No debemos juzgar superficialmente las afirmaciones como la que usted acaba de leer, pues si así lo hacemos podríamos pensar que en la Grecia antigua existía un templo con un ídolo de Tánatos y algunas personas acudían a ese santuario para adorarlo y llevarle ofrendas. No era así en todos los casos, pues algunas deidades griegas correspondían a fenómenos naturales o sociales que el pueblo personalizaba para referirse a ellos, y si alguien decía que había visto a Tánatos significaba que fue testigo de una defunción. Lo mismo, si algún soldado afirmaba que había contemplado el rostro de Marte, estaba diciendo que había participado en una batalla, es decir, los dos griegos vieron a los dioses de manera simbólica, no física.
La muerte no en todos los casos era una desgracia entre los antiguos, pues Tánatos era bienvenido cuando un anciano sufría los estragos del tiempo y tenía su calidad de vida muy menguada, entonces era evidente que el fallecimiento de una persona en edad avanzada constituía un beneficio y no algo indeseable.
El emperador romano Augusto se refirió a su propia muerte como algo deseable si se diera en la vejez, luego de haber tenido importantes logros. A esto le llamó, en lengua griega, pese a que hablaba latín, Eutanasia, es decir, buena muerte.
El filósofo Sócrates tuvo una verdadera eutanasia, pues debido a la sentencia de muerte emitida por los arcontes, prefirió tomar la cicuta y terminar su vida rodeado de amigos y discípulos. Así nos lo cuenta Platón en su obra llamada Fedón.

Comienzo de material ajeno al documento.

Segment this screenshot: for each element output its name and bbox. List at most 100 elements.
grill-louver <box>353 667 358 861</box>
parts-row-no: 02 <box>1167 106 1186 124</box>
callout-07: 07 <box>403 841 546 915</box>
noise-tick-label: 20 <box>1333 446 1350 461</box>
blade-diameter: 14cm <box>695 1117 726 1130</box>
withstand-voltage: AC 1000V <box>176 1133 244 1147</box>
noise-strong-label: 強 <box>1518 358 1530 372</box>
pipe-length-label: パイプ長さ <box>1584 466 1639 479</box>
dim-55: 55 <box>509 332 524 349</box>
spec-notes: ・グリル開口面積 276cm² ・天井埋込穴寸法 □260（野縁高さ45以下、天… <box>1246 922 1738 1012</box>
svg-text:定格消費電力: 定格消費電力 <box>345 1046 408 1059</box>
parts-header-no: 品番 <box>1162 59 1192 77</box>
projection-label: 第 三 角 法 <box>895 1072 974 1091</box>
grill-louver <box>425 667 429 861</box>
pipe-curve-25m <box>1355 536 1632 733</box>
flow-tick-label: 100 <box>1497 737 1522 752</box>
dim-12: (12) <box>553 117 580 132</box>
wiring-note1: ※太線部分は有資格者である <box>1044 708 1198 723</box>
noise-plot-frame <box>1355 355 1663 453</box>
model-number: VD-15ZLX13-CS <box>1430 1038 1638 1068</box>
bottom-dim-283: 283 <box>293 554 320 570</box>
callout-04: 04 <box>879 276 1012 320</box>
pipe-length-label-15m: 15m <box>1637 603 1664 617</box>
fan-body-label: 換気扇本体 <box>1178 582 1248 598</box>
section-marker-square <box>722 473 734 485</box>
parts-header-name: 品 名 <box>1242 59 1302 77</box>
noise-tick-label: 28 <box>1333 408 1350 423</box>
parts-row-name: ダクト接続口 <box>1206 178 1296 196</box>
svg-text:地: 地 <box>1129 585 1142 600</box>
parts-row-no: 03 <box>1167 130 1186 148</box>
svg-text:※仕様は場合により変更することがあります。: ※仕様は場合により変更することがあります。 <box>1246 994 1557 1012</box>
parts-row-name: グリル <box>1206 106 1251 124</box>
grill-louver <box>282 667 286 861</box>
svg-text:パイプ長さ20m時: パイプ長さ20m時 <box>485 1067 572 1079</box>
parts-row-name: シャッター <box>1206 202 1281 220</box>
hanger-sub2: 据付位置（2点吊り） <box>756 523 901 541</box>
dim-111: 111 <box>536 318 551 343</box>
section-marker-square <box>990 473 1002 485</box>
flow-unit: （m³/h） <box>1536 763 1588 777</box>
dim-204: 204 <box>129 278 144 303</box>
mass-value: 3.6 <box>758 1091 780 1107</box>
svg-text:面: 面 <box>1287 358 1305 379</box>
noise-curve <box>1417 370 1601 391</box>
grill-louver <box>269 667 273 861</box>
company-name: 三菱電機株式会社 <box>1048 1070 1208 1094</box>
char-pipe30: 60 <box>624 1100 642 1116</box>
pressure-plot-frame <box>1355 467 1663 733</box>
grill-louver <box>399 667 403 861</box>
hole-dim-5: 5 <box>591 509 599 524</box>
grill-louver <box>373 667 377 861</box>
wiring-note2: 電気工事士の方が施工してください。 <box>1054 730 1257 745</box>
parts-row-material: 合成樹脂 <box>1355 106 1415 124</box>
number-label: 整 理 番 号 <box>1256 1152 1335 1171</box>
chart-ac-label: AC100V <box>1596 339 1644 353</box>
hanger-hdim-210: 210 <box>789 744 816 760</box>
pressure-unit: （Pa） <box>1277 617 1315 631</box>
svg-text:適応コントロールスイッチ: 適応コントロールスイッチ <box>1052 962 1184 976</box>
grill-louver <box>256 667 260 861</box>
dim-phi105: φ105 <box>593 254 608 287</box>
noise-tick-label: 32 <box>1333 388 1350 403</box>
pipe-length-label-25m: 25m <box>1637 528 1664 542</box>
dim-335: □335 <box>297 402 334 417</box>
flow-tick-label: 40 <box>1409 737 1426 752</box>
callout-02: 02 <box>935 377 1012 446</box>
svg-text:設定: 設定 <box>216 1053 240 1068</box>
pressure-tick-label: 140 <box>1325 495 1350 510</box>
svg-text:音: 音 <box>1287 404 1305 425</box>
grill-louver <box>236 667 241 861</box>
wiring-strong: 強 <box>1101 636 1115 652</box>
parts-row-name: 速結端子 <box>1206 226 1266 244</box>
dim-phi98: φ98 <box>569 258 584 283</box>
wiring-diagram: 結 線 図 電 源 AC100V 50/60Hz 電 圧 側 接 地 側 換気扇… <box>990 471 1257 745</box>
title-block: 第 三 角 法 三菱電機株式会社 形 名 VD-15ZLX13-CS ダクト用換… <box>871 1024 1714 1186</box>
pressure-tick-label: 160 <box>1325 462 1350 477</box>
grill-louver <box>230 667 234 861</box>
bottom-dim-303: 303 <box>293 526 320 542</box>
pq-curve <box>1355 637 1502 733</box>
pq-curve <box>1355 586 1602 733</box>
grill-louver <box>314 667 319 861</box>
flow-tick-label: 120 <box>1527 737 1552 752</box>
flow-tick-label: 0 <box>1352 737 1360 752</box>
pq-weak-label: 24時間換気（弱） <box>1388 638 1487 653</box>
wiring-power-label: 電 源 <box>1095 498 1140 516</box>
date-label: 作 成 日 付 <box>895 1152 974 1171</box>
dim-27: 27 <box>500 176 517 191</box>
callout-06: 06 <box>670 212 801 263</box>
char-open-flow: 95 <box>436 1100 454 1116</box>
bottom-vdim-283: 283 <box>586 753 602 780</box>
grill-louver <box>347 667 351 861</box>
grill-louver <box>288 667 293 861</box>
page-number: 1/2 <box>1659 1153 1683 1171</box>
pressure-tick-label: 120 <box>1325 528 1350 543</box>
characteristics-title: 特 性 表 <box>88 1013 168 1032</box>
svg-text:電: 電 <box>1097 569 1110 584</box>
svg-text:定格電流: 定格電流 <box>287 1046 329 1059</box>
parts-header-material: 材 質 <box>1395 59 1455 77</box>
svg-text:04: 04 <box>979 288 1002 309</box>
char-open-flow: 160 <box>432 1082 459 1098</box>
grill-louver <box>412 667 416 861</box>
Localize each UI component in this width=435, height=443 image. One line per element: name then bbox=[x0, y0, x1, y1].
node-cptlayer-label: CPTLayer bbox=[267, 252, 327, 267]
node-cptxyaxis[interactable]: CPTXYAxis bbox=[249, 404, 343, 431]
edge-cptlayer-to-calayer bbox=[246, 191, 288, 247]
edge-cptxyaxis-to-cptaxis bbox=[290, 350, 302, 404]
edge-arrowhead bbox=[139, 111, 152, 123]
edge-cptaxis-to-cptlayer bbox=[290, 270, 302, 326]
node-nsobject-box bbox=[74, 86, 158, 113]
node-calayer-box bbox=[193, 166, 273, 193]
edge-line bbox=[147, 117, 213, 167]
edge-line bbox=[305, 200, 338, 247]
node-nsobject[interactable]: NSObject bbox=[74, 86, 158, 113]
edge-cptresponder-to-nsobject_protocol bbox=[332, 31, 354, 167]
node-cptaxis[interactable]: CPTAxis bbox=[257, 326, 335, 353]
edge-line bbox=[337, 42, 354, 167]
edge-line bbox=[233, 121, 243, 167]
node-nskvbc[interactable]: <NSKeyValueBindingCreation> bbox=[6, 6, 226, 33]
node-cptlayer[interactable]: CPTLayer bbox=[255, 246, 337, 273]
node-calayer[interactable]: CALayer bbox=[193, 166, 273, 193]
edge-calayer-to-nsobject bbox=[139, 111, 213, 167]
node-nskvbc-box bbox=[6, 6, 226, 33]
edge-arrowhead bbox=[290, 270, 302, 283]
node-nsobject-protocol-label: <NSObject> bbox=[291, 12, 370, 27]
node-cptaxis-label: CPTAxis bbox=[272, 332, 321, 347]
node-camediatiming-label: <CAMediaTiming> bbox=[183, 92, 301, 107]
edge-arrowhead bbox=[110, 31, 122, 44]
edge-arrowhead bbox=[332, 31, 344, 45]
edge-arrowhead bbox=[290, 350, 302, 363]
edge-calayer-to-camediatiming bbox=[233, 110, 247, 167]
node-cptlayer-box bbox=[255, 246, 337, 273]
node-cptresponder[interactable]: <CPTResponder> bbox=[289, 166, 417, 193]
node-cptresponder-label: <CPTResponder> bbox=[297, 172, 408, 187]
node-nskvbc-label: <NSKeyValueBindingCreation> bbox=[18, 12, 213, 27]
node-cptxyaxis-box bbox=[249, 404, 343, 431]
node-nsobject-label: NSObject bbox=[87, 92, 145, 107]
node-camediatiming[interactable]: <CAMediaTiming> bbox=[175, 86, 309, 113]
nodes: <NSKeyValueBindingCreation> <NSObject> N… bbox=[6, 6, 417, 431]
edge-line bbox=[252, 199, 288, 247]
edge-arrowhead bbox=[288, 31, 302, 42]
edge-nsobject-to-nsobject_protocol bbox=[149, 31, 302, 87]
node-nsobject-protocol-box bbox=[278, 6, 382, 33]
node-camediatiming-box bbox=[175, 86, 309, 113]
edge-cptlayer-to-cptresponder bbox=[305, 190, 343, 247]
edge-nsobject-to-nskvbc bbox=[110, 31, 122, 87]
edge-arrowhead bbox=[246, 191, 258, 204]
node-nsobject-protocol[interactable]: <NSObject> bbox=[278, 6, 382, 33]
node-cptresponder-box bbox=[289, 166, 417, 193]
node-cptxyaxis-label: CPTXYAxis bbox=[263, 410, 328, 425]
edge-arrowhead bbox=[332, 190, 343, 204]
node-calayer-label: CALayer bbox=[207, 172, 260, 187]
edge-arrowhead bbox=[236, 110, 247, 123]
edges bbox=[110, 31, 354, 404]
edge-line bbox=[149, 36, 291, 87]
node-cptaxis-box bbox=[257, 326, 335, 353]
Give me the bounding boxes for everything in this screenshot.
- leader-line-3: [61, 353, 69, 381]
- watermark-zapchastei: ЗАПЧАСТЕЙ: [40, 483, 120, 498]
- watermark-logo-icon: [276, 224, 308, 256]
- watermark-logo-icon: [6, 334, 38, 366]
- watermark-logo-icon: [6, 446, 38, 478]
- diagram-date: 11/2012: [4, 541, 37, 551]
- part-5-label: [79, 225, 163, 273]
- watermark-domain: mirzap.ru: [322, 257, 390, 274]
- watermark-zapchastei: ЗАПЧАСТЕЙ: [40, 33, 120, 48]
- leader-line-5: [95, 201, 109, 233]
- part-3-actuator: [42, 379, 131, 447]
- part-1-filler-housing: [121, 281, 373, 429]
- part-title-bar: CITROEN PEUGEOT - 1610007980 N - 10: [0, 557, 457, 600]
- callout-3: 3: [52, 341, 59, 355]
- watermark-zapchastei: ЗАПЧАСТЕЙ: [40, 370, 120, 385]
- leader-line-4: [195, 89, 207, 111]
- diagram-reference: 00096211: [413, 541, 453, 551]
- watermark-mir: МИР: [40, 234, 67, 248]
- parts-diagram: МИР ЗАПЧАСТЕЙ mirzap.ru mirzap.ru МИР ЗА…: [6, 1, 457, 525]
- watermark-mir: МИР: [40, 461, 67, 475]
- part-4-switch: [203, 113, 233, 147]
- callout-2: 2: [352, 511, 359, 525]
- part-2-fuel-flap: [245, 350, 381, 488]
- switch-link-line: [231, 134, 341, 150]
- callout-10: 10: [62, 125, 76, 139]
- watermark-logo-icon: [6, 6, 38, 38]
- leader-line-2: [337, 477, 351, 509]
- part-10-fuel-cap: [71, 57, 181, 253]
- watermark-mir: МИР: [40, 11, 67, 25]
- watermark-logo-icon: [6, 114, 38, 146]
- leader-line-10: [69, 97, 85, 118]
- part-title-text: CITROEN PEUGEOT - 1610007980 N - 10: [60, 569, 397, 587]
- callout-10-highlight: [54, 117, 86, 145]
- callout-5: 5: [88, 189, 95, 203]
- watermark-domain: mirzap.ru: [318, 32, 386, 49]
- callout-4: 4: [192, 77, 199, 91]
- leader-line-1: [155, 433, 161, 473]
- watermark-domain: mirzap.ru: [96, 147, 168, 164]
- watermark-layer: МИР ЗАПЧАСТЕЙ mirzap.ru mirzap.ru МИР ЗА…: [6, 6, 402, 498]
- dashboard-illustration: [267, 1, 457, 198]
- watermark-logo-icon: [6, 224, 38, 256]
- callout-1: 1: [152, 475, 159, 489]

Durante toda la edad media europea, cuando el cristianismo era la religión oficial, la muerte era considerada como un mal, producto del pecado; era el momento de enfrentar un terrible juicio, como lo atestigua el himno Dies irae, dies illa, compuesto en el siglo XIII por Tomás de Celano, y que permaneció en la misa de réquiem hasta el año 1970. Durante el medioevo era muy improbable que se hablara de una muerte tranquila, mucho menos de eutanasia (buena muerte).
En la segunda mitad del siglo veinte, con los avances en la medicina y el cambio de actitud ante muchos fenómenos sociales y naturales, se retomó la discusión sobre el derecho a morir dignamente y sin dolor, sobre todo en el caso de personas mayores que padecen una enfermedad terminal. No se trata de desconectar los aparatos que sostienen artificialmente la vida de un paciente con muerte cerebral, sino de personas conscientes que solicitan a alguien la ejecución de una acción que los lleve a la muerte antes de que le sobrevenga de manera natural.
Es este último caso como conocemos actualmente la eutanasia, y la licitud de un acto así está en discusión extendida.
A la eutanasia se le nombra con eufemismos tal vez válidos, como Muerte Voluntaria Asistida o Voluntad Anticipada. Esto consiste en "la decisión que toma una persona de ser sometida o no a medios, tratamientos o procedimientos médicos que pretendan prolongar su vida cuando se encuentre en etapa terminal y, por razones médicas, sea imposible mantenerla de forma natural, protegiendo en todo momento la dignidad de la persona", según la Ley de Voluntad Anticipada del Distrito Federal. Esto se da en respuesta a los numerosos procedimientos de la medicina actual por medio de los cuales se puede prolongar la vida de un paciente, pero también se alargan los sufrimientos de la enfermedad y de los procedimientos médicos.
Carl Gustav Jung, psiquiatra y psicólogo suizo, propone la existencia de un inconsciente colectivo, que consiste en un sistema psíquico universal e impersonal que influye en la forma de pensar, sentir y actuar de los seres humanos. Si consideramos la eutanasia como una propuesta sobre la mesa, podemos afirmar que, así como hay un inconsciente colectivo, también hay una conciencia moral colectiva, y el instinto de conservación no solamente es individual, sino que lo comparte todo el género humano; entonces como colectividad, por tendencia innata nos defendemos y de manera natural preservamos la vida de los demás, por eso es común que no solo protejamos nuestra propia existencia, sino también la de otros. Esto significa que cuando tratamos de preservar la vida ajena, también estamos defendiendo la nuestra.